BERIKABARNEWS l KUBU RAYA – Kebakaran hutan dan lahan (karhutla) di Kabupaten Kubu Raya tidak hanya menimbulkan kabut asap, tetapi juga memperburuk ketersediaan air bersih bagi masyarakat.
Kondisi tersebut mendorong Pemerintah Kabupaten Kubu Raya menggelar Rapat Koordinasi Lintas Sektor di Kopi Koe, Kecamatan Sungai Raya, Jumat (4/9/2026).
Rapat yang dipimpin Bupati Kubu Raya Sujiwo itu membahas pola distribusi air bersih secara terpadu.
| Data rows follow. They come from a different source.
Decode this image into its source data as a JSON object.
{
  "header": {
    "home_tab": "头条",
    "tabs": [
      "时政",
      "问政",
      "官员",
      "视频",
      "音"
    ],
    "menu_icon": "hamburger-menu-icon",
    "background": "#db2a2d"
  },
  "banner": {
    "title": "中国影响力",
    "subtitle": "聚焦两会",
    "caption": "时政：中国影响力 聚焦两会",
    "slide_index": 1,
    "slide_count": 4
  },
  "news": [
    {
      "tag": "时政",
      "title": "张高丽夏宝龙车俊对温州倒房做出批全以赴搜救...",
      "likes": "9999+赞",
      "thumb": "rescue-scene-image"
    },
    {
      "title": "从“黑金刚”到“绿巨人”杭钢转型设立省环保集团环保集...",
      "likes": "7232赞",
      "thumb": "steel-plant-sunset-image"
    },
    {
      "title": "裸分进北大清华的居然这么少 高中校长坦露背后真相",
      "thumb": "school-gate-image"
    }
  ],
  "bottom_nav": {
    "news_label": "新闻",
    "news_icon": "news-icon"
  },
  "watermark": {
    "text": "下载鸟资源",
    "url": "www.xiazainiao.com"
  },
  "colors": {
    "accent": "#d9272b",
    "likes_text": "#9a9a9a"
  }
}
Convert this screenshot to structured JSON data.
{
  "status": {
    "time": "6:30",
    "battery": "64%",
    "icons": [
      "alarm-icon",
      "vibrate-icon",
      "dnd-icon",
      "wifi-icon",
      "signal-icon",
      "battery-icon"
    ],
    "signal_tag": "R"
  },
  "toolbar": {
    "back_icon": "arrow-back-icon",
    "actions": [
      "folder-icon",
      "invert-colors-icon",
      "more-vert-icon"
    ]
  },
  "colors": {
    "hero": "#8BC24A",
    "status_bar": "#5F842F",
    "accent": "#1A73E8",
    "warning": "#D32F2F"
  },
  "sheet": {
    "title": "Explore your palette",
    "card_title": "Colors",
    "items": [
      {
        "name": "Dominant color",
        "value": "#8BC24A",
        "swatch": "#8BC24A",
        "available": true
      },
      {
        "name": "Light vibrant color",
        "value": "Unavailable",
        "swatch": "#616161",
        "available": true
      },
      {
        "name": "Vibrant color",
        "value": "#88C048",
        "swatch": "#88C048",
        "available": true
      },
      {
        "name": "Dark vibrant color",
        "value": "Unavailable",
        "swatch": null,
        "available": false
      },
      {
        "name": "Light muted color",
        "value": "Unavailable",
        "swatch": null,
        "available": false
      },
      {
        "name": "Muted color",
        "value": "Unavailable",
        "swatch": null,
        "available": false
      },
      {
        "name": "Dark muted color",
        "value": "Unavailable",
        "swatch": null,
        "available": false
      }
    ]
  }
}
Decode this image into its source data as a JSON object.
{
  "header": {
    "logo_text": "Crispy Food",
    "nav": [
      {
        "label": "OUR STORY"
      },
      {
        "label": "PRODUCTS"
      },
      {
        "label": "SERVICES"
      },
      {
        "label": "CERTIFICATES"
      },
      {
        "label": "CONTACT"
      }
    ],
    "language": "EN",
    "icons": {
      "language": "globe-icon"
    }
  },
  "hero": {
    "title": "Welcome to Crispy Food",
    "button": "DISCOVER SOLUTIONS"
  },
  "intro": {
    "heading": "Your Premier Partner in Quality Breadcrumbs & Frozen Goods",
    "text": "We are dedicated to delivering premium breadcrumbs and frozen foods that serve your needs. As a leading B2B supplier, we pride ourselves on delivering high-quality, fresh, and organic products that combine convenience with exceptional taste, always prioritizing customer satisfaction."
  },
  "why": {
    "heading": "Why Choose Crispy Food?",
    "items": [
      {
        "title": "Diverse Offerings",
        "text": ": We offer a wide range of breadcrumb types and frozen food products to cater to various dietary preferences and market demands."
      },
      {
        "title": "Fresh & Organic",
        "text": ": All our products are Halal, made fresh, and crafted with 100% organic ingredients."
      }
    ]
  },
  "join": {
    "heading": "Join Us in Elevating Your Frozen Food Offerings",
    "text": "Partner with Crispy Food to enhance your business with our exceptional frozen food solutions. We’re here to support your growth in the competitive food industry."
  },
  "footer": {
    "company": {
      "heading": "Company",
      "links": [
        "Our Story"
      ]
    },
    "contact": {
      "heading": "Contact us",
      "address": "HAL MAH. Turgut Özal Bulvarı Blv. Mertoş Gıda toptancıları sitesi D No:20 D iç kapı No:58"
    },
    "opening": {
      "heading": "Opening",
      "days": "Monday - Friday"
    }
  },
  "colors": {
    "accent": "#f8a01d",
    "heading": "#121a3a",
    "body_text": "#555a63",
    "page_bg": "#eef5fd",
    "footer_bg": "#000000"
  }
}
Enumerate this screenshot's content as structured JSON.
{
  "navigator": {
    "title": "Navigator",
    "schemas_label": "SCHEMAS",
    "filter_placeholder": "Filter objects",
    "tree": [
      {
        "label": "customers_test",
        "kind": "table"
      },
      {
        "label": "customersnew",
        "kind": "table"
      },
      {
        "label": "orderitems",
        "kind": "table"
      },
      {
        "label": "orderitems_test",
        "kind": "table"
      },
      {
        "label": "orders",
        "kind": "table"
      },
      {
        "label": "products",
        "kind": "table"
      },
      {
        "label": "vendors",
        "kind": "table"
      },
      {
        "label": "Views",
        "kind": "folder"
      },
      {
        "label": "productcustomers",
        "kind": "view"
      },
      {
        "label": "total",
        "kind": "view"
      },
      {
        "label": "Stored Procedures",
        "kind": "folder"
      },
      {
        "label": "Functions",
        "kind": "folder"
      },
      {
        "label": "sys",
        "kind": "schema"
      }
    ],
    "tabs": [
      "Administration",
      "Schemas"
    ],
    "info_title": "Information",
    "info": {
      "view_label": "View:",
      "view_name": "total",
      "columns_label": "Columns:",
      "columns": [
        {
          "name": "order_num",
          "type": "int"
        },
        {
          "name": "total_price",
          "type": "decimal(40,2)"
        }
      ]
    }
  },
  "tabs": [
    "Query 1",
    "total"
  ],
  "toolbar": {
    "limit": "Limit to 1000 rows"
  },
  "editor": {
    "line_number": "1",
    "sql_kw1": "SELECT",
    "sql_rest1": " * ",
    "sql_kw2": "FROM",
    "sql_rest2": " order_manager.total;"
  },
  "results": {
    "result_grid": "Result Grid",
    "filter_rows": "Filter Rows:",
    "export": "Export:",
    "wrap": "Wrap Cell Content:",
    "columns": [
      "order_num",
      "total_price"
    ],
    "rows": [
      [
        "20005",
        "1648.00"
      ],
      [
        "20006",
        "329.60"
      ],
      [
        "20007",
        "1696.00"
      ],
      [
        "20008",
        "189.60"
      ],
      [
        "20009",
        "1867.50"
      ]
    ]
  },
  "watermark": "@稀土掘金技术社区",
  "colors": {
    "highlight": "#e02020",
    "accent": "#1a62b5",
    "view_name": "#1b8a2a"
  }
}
Skema tersebut disiapkan agar bantuan dapat menjangkau warga yang membutuhkan secara tepat sasaran sekaligus mencegah terjadinya kericuhan saat pembagian.
Pemkab Kubu Raya menetapkan pemetaan lokasi distribusi air bersih dilakukan secara dinamis. Daftar wilayah yang membutuhkan pasokan air akan dievaluasi dan diperbarui setiap hari berdasarkan kondisi di lapangan.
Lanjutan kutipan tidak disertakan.